Le dernier point est celui des relations entre Jésus et Madeleine ; c’est celui qui a fait le plus fantasmer ! Roland Hureaux rappelle que la relation privilégiée qui semble s’être établie, et qui se manifeste par le privilège de la première apparition du ressuscité, fut toujours objet sinon de scandale du moins de questions dans le monde chrétien et ce dès le Moyen Age. Quant à lui, il en tient pour une relation forte et chaste ; c’est cette idée qui est d’ailleurs illustrée par la couverture du livre. Cette relation contribuant à enraciner davantage encore Jésus dans l’humanité, à la fois par l’ouverture aux femmes, et par le droit à la prédilection dans son entourage. Il convoque à l’appui de sa thèse d’autres exemples : Héloïse et Abélard (qui ne sont pas le meilleur exemple d’une relation chaste...), François d’Assise et Claire, et… Jean Paul II et mère Térésa! Marie–Madeleine est en quelque sorte le pendant féminin de Jean, «le disciple que Jésus aimait». Pour l'auteur, la force et l'originalité du personnage de Marie-Madeleine résident bien dans cette relation unique, fondée sur la foi qui renouvelle toute lecture des relations humaines ("Le secret de Marie de Béthanie est que, au centre de tout est la relation de personne à personne. Mieux que les apôtres, mieux que les disciples, elle a percé ce secret là. Peut être parce qu'elle avait été pécheresse. Sans doute aussi, nous l'avons dit, parce qu'elle était femme").
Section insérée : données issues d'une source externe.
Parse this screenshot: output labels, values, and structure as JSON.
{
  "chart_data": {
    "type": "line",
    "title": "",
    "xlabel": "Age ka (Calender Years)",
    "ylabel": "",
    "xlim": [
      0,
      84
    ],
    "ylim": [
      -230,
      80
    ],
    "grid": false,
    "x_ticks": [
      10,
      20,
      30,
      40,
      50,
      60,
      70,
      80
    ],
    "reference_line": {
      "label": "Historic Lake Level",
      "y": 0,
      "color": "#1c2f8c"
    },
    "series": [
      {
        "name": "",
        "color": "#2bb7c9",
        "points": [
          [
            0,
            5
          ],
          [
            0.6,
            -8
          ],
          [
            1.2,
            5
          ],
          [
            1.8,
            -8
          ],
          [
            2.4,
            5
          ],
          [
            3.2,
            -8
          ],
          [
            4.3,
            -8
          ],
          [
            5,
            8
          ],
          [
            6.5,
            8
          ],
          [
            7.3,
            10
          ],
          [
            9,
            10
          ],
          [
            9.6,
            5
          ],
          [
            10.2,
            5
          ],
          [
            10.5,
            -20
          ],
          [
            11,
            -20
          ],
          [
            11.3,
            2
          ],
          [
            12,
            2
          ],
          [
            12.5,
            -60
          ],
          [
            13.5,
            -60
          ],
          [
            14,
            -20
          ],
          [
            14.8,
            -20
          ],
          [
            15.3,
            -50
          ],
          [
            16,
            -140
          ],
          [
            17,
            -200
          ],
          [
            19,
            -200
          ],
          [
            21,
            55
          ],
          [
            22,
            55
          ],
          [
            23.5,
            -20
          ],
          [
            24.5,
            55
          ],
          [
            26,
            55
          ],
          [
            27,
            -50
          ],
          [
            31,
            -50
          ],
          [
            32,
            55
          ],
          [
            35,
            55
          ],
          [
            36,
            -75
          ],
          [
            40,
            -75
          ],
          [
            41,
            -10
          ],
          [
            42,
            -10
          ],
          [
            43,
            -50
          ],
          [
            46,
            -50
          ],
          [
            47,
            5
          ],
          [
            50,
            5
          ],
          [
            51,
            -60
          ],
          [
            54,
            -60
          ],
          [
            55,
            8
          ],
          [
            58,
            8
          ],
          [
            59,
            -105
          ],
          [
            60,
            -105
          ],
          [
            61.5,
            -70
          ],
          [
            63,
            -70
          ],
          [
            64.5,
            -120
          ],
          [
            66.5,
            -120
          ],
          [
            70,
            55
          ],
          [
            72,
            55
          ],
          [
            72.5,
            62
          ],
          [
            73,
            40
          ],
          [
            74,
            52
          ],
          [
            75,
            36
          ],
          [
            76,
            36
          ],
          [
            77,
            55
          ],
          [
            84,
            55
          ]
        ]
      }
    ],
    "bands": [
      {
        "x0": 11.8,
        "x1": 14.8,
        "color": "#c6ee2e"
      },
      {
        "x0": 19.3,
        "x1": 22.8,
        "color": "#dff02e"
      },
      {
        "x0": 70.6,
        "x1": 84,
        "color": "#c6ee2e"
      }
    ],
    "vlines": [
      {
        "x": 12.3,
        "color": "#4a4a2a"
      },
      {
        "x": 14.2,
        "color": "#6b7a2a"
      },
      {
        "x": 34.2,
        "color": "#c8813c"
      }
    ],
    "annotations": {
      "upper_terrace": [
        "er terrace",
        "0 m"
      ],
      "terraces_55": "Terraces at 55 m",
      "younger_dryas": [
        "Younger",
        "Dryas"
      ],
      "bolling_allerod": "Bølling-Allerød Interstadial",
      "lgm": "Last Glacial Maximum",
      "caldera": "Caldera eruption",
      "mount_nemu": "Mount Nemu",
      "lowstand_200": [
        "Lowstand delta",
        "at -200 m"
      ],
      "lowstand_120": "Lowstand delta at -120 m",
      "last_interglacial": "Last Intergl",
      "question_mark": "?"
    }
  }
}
Les dernières pages relatent de façon expéditive l’histoire de Marie-Madeleine depuis les premiers siècles, son installation en France après l’arrivée en Provence, l’installation à Vézelay, et sa légende. Le lecteur peut choisir d'énumérer souvenirs et associations autour de Madeleine : les larmes, le gâteau proustien… L’auteur, lui, insiste sur l’héritage de Marie de Magdala : signe de foi simple, d’écoute, de féminité acceptée, augmentée d’une part de mystère.